As President Joe Biden takes office, the coronavirus daily infection rate is beginning to drop significantly and vaccines are rolling out. Most Americans will soon be back to work and schools will reopen full time.
As I pointed out in my last post, fundamental inflationary forces, caused by world-wide demographic changes, are starting to reappear in the world economy. This will have a serious negative consequence for our national debt by dramatically increasing interest rates and, therefore, interest payments on the debt.
Furthermore, even short term inflationary forces are rearing their heads:
- Five-year inflationary expectations are growing rapidly.
- S. fiscal stimulus (including Biden’s new $1.9 trillion proposals), is massive by world standards.
In evaluating the need for more stimulus, it is important to take into account the underlying strength of the economy:
- Median U.S. household income has grown dramatically in recent years and was $68,703 at the end of 2019, right before the pandemic hit.
- The unemployment rate, a very low 3.5% when the pandemic hit, has already dropped back down to 6.7% from a pandemic high of over 14%.
- The federal debt held by the public, now $21.3 trillion, is a very high (and rapidly growing) 99.4% of GDP.

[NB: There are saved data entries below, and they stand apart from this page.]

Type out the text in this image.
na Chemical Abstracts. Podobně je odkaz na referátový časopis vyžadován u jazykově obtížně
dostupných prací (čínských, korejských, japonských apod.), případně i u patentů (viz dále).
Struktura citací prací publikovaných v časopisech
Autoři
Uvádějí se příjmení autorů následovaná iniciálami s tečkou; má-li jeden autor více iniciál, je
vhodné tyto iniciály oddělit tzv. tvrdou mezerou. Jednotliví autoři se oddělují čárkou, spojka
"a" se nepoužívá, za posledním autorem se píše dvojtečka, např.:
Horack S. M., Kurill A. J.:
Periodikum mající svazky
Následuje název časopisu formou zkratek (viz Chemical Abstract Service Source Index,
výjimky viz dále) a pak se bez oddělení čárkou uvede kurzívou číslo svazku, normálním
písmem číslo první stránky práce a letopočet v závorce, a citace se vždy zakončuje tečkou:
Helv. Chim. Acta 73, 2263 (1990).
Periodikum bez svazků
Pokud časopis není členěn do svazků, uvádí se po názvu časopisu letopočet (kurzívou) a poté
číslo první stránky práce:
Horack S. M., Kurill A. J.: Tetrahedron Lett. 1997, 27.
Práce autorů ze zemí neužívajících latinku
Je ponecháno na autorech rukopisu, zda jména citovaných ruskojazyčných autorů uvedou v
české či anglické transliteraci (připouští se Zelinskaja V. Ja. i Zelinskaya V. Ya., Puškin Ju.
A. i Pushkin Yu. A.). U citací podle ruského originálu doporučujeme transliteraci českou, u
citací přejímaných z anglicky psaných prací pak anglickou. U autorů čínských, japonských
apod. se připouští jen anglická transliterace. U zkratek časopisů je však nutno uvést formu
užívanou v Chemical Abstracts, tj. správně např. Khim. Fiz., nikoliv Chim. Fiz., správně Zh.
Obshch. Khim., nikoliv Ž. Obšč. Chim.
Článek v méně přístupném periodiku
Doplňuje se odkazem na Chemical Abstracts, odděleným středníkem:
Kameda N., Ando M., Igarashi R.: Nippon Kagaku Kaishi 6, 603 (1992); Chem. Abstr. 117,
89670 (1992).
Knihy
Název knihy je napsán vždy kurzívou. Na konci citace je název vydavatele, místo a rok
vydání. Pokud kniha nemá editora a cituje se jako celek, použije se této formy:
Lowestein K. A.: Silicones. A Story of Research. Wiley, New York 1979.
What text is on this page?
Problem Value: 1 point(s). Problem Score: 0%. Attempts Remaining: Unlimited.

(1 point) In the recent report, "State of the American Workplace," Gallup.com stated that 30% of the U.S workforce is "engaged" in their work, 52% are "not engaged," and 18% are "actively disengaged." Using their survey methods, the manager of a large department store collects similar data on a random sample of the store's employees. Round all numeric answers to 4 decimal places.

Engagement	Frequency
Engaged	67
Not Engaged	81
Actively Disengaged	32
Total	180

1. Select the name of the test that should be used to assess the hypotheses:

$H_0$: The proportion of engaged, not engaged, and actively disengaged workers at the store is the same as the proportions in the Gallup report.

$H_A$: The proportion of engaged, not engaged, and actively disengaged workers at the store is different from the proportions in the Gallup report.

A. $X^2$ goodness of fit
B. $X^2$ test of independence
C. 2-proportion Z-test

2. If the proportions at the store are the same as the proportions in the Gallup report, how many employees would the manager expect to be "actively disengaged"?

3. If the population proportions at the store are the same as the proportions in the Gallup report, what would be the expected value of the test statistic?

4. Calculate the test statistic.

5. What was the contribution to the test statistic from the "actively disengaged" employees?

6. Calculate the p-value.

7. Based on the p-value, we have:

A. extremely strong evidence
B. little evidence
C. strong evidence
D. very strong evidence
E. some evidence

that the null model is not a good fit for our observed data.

- Only a relatively low 9.2% of U.S. citizens are without health insurance, the lowest number in many years.
The above overall data show the good shape of the American economy, as we are pulling out of the pandemic. All of these factors indicate a need for restraint in providing additional fiscal stimulus.
Conclusion. The combination of the underlying good health of the U.S. economy plus the building up of inflationary forces worldwide, suggest that any additional fiscal stimulus for the U.S. economy at the present time should be quite limited.